Shifting rainfall patterns to hit water resources, agriculture

Shifting rainfall patterns could put water resources and agriculture under increasing strain in coming decades due to rising global temperatures in some of the most affected regions across the world including Southeast Asia, a new study carried by researchers from the University of Michigan in the US has pointed out.
While much attention has focused on how much rain will fall overall, researchers are now highlighting another concern: a growing share of that rain is coming in intense, extreme downpours rather than gentle, steady showers. This change, measured using a new metric called the Extreme Precipitation Dependency Index (EPDI), could reshape how societies manage water, crops, and infrastructure, even if climate targets are met, the study led by Mohammed Ombadi of the university, stated. The team examined global rainfall data from both observations and climate model projections.
The study indicates that, as the planet warms, extreme precipitation events are contributing an increasingly large fraction of annual rainfall. Even under scenarios consistent with the United Nations’ current mitigation goals, the proportion of total precipitation falling on very wet days could rise sharply in many regions.
For areas already experiencing volatile weather, this intensification could have serious implications for flooding, agriculture, and water management.
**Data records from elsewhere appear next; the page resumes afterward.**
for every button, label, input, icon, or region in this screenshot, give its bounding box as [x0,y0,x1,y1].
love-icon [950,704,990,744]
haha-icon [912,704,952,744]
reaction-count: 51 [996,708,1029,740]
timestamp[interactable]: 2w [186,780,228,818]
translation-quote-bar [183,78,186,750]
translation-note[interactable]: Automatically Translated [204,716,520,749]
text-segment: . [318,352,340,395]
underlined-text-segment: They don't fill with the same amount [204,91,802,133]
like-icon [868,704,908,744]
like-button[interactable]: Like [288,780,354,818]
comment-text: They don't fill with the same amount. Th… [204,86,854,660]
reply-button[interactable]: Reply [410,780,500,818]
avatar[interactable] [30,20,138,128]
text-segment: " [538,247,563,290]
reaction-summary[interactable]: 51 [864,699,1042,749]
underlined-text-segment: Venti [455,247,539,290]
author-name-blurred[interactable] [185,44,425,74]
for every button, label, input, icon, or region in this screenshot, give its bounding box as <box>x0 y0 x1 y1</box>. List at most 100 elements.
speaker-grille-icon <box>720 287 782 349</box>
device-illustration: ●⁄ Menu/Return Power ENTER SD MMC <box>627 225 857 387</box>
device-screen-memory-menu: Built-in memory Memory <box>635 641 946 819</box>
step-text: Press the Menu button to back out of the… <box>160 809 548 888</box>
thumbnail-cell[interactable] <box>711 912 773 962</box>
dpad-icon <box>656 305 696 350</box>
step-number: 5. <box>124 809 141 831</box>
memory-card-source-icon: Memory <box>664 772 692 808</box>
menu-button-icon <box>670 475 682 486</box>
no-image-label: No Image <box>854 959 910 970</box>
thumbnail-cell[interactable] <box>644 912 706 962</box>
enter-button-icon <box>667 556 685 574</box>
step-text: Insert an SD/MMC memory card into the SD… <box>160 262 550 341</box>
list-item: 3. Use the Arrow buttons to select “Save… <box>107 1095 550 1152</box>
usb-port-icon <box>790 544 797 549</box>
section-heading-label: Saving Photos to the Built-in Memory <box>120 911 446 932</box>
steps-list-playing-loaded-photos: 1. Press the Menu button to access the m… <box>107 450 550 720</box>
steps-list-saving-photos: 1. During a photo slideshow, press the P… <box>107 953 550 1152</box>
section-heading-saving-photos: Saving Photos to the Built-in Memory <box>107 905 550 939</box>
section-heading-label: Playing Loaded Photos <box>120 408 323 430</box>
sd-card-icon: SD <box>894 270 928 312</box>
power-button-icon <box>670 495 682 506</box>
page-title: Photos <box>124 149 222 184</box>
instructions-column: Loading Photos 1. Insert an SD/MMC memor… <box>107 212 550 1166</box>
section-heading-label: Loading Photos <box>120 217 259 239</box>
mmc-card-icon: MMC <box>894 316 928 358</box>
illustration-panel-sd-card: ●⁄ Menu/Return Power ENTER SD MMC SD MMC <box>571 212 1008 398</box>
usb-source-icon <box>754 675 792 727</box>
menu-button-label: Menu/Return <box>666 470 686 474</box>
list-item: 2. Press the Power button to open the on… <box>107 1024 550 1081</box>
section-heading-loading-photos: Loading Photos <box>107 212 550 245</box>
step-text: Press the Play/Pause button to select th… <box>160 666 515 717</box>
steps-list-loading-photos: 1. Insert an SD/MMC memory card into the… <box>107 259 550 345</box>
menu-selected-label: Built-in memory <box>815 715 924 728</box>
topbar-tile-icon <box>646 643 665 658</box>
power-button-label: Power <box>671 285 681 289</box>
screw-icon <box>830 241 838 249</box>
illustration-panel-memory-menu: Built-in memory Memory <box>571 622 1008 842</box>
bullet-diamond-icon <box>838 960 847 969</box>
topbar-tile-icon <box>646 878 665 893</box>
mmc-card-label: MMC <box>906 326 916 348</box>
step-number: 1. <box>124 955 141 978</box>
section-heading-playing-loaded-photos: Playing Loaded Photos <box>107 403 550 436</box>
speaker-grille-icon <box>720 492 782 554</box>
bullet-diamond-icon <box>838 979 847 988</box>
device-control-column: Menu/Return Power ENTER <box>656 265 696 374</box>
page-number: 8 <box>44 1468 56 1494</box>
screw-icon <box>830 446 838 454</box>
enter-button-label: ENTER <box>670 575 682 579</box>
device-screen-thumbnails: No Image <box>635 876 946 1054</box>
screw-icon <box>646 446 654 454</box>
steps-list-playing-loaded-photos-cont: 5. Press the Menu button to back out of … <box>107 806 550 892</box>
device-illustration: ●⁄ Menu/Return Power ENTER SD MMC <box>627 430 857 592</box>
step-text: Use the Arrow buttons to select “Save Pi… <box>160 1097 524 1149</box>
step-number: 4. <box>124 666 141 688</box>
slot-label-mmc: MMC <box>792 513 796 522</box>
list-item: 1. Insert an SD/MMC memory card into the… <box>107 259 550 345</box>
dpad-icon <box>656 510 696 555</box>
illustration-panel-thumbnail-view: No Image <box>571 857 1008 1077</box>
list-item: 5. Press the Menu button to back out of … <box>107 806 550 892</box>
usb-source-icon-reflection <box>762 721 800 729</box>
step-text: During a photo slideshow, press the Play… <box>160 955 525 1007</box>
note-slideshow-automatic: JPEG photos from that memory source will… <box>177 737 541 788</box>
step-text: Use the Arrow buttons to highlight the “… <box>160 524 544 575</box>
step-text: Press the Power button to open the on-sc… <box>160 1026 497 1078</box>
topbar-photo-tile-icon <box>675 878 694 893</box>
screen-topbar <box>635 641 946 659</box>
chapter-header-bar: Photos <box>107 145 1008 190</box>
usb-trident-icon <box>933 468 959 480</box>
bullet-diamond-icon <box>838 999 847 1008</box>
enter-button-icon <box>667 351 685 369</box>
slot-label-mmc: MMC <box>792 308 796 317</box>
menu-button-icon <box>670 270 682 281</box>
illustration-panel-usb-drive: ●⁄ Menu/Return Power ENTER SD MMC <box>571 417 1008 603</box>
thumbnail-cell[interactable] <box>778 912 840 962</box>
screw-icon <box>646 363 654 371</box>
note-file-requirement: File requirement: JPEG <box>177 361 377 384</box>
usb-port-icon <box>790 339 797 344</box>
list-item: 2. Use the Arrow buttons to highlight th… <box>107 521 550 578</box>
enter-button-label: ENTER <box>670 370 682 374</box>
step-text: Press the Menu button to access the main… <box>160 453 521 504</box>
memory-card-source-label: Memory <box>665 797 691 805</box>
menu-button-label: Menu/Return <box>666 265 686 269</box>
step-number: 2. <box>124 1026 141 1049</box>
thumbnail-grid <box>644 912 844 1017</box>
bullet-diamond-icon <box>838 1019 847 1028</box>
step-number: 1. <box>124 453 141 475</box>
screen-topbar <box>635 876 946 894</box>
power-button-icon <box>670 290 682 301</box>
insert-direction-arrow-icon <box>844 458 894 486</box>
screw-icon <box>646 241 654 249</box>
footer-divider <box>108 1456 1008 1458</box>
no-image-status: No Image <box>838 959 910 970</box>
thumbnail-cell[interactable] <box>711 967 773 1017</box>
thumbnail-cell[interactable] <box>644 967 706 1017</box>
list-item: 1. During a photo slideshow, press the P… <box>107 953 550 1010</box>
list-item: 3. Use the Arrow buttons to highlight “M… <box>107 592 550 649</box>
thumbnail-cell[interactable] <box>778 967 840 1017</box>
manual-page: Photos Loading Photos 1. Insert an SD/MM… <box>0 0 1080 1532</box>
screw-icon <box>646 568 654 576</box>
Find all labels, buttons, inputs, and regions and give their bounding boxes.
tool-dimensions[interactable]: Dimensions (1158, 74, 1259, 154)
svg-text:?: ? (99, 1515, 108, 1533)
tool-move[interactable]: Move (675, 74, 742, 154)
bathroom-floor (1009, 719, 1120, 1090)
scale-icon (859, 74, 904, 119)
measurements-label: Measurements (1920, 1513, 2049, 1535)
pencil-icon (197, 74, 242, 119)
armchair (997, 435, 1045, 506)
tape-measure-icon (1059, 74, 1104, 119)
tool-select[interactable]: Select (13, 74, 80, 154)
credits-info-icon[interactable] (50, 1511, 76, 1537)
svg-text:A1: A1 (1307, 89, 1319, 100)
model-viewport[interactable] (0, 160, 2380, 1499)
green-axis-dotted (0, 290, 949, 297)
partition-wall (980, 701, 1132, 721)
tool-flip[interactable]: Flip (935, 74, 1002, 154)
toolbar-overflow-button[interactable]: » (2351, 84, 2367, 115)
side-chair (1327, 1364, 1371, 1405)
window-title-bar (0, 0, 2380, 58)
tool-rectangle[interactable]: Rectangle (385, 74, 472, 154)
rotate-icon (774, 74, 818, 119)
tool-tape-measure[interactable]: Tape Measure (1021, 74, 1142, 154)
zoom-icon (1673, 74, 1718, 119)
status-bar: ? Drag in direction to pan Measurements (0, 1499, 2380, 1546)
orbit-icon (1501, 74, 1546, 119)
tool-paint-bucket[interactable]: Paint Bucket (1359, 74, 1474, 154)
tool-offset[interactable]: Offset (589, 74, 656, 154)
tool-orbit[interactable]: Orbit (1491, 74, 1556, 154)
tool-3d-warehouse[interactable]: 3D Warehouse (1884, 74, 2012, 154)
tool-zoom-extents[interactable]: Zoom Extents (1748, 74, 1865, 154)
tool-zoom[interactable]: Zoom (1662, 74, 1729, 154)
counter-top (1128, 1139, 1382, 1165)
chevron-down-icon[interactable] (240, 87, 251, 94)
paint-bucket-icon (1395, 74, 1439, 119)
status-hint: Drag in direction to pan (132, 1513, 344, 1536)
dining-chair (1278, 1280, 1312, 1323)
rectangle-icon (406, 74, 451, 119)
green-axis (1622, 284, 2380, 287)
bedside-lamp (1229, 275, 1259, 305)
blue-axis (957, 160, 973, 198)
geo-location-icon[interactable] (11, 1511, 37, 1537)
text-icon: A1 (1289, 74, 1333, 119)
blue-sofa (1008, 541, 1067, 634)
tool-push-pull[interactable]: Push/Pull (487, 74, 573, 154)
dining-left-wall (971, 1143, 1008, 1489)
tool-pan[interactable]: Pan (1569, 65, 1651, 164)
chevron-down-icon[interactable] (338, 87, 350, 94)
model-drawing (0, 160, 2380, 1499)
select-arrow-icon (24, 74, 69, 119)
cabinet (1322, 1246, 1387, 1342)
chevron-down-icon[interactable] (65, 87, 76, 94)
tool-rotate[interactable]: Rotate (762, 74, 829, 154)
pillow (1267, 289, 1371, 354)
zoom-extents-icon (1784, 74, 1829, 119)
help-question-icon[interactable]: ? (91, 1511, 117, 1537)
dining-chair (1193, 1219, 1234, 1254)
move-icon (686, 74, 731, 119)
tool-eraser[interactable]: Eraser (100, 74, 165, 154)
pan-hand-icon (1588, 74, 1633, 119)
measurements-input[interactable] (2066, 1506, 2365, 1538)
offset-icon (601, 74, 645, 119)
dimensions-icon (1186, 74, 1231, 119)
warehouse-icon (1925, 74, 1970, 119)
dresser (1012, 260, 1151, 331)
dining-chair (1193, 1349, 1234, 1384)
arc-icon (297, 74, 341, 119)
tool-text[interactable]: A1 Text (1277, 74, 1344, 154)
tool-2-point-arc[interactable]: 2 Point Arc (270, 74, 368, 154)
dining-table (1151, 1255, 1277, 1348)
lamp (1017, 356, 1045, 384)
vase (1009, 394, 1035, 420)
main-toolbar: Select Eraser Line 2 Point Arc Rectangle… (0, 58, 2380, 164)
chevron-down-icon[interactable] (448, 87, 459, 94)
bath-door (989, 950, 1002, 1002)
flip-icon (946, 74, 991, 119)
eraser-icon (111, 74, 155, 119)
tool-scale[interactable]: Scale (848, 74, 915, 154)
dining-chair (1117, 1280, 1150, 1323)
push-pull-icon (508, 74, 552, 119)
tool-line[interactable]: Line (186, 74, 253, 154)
The researchers developed the EPDI as a way to quantify how much annual precipitation comes from the wettest five per cent of days. By comparing the amount of rain from these extreme events to total annual rainfall, the index provides a clear measure of dependence on heavy downpours, said an official statement.
Observations over recent decades show that many regions are already trending toward higher EPDI values, meaning a growing reliance on extreme events for total rainfall. Climate models suggest this trend will accelerate under warming scenarios, particularly beyond 3°C of global temperature rise.
This uneven distribution of rainfall matters because it affects how water is stored, used, and absorbed by the land.
Steady rains allow soil to recharge, crops to grow consistently, and reservoirs to manage supply effectively. In contrast, concentrated downpours can overwhelm drainage systems, cause flash floods, and leave dry periods between storms.
The African Sahel, Southeast Asia, Northern Australia, and the Amazon basin are highlighted as potential hotspots for rising EPDI. In these areas, climate models project that the fraction of annual rainfall coming from extreme events could increase by 15-20 per cent under 4°C warming.
Observational data suggest that some regions are already seeing increases that outpace model projections, indicating that reality may be moving even faster than anticipated.
The uneven distribution of precipitation is further illustrated by a look at daily rainfall percentiles. The researchers found that while the wettest days are expected to become heavier, the light and moderate rainfall events may actually decline in some areas.
In practical terms, this means that farmers and water managers may face longer dry spells punctuated by intense rainstorms, a combination that complicates both irrigation planning and flood prevention.
One of the most vulnerable sectors is rain-fed agriculture, which depends entirely on natural rainfall rather than irrigation.
Using high-resolution satellite data, the team estimated that at 1.5–2°C warming, only a small fraction of rain-fed croplands (around 4-15 per cent) would experience large increases in EPDI. But at higher warming levels, the picture changes dramatically: 54 per cent of rain-fed cropland could see significant increases in extreme rainfall at 3°C, and nearly 96 per cent at 4°C.
These crops, often grown in low-income countries across Africa, Asia, and South America, may face reduced yields, higher vulnerability to flooding, and greater economic disruption, the study said.